Louvre güvenliğinde eski sistemlerin sorgulandığı ve parola şifresi üzerinden gelişen aksiyonları inceleyen derinlemesine bir analiz.

Louvre Müzesi, sahip olduğu dünya çapındaki koleksiyonlarla dikkat çekiyor. Ancak geçtiğimiz ay yaşanan ve tam tarih olarak 19 Ekim’e işaret edilen 102 milyon dolarlık soygun, güvenlik altyapısındaki bazı zorlukları gözler önüne serdi. Yetkililerin verdiği bilgilere göre, parolalarda ve güvenlik sistemlerinde kullanılan yaklaşım beklenenden daha temel seviyelerdeydi ve parola olarak yalnızca “LOUVRE” ifadesi kullanılıyordu.

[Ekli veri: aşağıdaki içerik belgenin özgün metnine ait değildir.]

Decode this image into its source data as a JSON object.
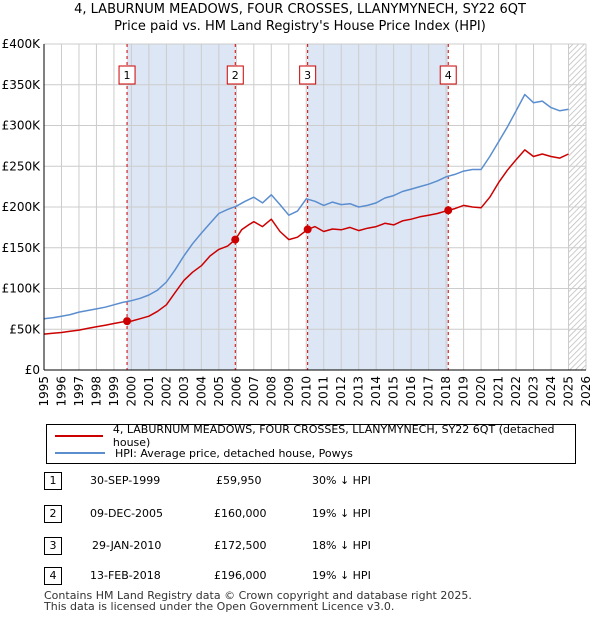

Libération gazetesinin haberiyle, bu güvenlik zafiyeti yeniden gündeme geldi ve müze ağındaki bazı teknik unsurların ne kadar eski olduğuna dair tartışmalar başladı. Yeni edinilen bilgiler, Louvre’un otomasyon ağında hâlâ Windows 2000 tabanlı sistemlerin kullanıldığını gösterdi. Microsoft’ın bu sürüme desteğini 2010’da kesmesi, 2021’e kadar olan süreçte bile bu yapıların varlığını sürdürdüğünü ortaya koydu. 2014 ANSSI raporu da dönemin güvenlik açıklarının ciddiyetini vurgulamış durumda.
Raporlar, dijital güvenliğin yanında fiziksel güvenliğin de öncelikli olduğunu işaret ediyor. Zaman içinde Louvre yetkililerinin bu uyarıları dikkate almadığına dair eleştiriler sürüyor; görünür ve cazip projeler yerine altyapı yatırımlarının hayata geçirilmesi gerektiği vurgulanıyor.

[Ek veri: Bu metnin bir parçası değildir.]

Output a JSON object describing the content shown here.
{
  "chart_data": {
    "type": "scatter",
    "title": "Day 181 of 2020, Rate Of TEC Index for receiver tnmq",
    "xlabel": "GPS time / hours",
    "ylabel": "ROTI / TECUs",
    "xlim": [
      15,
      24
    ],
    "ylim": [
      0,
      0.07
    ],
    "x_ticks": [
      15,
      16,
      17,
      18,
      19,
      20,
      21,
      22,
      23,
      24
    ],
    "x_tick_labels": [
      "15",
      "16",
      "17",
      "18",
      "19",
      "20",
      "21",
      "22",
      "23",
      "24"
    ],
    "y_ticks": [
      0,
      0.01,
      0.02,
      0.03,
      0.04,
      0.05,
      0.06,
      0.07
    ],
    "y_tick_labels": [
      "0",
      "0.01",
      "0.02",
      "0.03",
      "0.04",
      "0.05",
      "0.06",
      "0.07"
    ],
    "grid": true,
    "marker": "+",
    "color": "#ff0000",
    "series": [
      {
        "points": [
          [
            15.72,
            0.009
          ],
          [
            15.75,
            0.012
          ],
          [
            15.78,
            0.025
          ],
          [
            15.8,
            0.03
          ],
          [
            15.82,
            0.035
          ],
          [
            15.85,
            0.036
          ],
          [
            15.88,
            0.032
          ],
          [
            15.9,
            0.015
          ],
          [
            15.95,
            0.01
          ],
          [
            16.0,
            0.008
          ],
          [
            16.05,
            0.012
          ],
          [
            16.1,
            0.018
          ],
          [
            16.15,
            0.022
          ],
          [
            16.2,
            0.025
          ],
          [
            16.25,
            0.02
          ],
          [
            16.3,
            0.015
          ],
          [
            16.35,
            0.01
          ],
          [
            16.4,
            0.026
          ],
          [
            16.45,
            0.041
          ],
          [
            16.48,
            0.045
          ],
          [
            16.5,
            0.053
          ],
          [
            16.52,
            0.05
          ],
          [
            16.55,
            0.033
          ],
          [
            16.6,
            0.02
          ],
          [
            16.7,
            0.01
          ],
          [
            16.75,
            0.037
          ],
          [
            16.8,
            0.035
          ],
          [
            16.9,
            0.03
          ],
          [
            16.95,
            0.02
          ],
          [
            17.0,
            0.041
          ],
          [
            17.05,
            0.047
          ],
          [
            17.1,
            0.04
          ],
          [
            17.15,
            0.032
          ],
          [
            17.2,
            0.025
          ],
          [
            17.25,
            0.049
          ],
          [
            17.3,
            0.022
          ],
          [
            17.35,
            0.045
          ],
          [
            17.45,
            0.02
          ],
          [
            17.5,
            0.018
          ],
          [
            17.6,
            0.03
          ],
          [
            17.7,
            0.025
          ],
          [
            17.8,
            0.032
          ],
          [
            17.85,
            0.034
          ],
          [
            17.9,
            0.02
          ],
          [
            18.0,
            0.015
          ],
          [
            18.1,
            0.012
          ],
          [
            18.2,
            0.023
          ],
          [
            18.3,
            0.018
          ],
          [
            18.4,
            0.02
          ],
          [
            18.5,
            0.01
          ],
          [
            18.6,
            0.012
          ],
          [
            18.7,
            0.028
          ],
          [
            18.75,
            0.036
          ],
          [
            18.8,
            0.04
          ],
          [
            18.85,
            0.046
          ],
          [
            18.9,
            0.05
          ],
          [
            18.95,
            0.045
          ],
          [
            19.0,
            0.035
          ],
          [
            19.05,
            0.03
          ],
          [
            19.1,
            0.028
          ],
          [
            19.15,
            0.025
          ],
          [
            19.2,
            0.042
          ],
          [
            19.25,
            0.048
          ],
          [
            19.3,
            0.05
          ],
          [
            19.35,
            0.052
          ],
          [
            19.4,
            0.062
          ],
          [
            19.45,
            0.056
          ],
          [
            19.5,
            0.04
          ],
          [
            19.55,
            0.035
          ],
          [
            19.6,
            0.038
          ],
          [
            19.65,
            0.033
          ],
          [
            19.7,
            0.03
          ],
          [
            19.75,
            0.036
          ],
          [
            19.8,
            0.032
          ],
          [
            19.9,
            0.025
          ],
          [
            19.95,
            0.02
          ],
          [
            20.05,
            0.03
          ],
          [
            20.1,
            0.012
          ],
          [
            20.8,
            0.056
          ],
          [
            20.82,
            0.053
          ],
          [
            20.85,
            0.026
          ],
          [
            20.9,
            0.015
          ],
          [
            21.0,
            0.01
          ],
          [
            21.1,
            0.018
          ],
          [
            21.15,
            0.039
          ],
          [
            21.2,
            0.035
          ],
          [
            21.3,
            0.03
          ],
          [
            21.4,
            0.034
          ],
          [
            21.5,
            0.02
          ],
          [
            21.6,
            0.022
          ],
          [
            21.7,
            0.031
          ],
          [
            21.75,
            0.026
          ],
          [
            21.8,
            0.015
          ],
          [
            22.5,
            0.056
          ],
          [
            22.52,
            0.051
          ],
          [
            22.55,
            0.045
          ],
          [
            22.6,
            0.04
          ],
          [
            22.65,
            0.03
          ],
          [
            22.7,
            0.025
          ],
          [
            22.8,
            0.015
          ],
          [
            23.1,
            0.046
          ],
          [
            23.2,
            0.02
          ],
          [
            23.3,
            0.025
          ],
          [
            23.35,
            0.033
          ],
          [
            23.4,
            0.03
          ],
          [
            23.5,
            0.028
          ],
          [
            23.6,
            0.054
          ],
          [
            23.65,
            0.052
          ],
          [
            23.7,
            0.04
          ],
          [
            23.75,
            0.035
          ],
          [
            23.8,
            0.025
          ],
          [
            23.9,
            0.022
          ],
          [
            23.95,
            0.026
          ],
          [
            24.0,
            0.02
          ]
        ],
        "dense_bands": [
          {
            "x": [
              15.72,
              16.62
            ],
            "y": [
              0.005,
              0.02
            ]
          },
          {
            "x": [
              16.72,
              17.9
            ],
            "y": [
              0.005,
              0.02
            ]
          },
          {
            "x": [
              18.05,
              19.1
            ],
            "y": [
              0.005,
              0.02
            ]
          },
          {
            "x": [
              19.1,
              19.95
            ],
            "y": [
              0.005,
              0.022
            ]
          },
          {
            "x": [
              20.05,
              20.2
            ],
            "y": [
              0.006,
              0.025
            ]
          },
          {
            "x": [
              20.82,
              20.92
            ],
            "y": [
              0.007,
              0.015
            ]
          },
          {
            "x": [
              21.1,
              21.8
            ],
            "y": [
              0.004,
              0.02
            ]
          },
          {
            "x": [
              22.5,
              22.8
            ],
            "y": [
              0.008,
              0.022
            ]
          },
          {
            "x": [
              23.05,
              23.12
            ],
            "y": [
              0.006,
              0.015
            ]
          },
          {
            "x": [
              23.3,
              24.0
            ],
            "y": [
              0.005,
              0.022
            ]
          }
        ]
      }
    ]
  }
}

Dijital güvenliğin yanı sıra fiziksel güvenlikte de eksiklikler bulunduğu bir kez daha görüldü. Son gerçekleşen soygunla ilgili soruşturma, eserlerin güvenlik kameraları tarafından izlenen bölümünün yalnızca %39 olduğunu gösterdi. Kalan alanlar için planlanan güvenlik projesinin ise 2032 yılına kadar tamamlanması hedefleniyor. İncelemeler, hırsızların galerideki çalışmalar sırasında kamyon vinciyle giriş yaptıklarını ve yalnızca sekiz dakika içinde değerli mücevherleri elde ettiklerini gösteriyor. Olayın ardından aralarında eski bir güvenlik görevlisinin de bulunduğu bazı kişiler tutuklandı; ancak çalınan taç mücevherleri hâlâ kayıp.

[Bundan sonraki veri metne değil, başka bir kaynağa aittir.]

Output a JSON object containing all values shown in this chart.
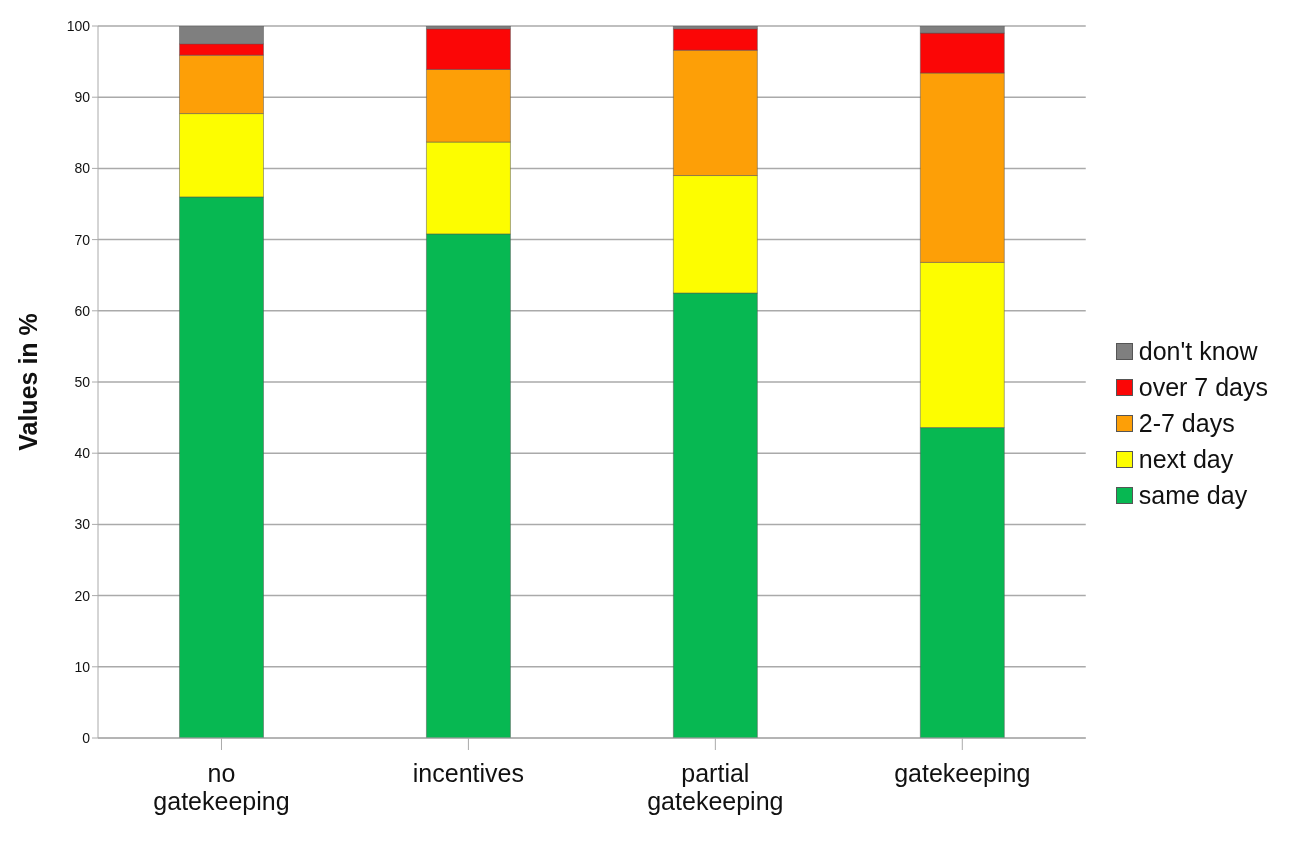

Dünya çapında öne çıkan sanat kurumları bile uzun yıllar boyunca güncellenmemiş güvenlik altyapılarına bel bağlıyor. Bu durum, siber güvenliğin sadece dijital alanlarda değil, fiziksel koruma sistemlerinde de hayati olduğuna dair net bir hatırlatıcı sunuyor.